Social media is the syndication arm. News manufactures the tempest; platforms bottle it and sell it back as “community engagement.” You don’t just watch a story; you must choose a side, craft a snarky comment, and annihilate a stranger whose avatar is an eagle wearing sunglasses.
Here’s the uncomfortable part: it keeps working because we keep buying.
We say we want balanced coverage, then change the channel the moment balance feels like homework. We complain that everything is “so divisive” while rewarding the outlets that divide us with the loudest graphics and angriest guests.

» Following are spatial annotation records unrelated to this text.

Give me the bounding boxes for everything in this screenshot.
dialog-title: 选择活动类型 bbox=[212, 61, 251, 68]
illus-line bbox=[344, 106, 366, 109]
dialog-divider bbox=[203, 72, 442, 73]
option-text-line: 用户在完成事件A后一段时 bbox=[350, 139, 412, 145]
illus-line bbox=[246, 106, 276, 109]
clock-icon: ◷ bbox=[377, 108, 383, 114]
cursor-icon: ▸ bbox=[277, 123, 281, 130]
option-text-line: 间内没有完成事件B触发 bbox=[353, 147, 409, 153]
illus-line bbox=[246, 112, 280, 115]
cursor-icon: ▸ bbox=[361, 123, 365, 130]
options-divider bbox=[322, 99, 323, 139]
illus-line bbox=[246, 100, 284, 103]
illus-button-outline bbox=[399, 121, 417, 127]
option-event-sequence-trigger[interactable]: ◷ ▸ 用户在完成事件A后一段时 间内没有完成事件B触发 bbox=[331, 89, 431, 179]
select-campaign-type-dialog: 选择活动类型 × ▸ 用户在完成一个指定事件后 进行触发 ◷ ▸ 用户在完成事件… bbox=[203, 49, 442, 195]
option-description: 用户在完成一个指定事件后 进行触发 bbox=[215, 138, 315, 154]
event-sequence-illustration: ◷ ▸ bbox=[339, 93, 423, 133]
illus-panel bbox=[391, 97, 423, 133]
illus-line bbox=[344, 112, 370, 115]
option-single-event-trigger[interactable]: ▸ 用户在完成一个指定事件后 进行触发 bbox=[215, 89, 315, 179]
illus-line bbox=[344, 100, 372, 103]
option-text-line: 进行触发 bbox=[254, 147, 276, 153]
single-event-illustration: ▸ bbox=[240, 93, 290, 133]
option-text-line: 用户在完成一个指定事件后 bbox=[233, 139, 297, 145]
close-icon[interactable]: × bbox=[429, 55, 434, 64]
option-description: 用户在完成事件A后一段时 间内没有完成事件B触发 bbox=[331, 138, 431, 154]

News organizations discovered the only real bipartisan truth left in America: people love being told they’re right and someone else is ruining everything. That’s the product. “Facts” are just the delivery mechanism.
At Article 107 News, our whole business model is reporting the facts before they happen, and even we’re disturbed watching the rest of the industry do predictive spin: “We don’t know what will occur, but we can already tell you which group you should preemptively hate for it.” Breaking: tomorrow’s outrage, today.
Here’s what no one on the panel show will say: the algorithm is us. If we stopped clicking rage bait, they’d stop making rage bait. If we turned off the eleven-person shout panel and talked to an actual human being with a pulse and a mortgage, the temperature would drop faster than a politician’s approval rating after a microphone malfunction.
But redemption is terrible for ratings, so you won’t see that segment.
So yes, the news has been tuned to divide us, enlisted as a part-time propaganda ministry, woven politics into our cereal, and cashed every check the chaos wrote. The real cliffhanger is whether we keep letting them program our emotions like they’re setting up the fall lineup.
Until then, I’ll be here at Article 107, calmly informing you that next week you will be outraged by a thing you do not yet understand, against people you have never met, for reasons that will be explained between ads for pharmaceuticals you can’t pronounce.
Tammy Pondsmith is a senior correspondent at Article 107 News who live‑tweets tomorrow’s scandals from a bunker made of expired press passes and burned Nielsen reports.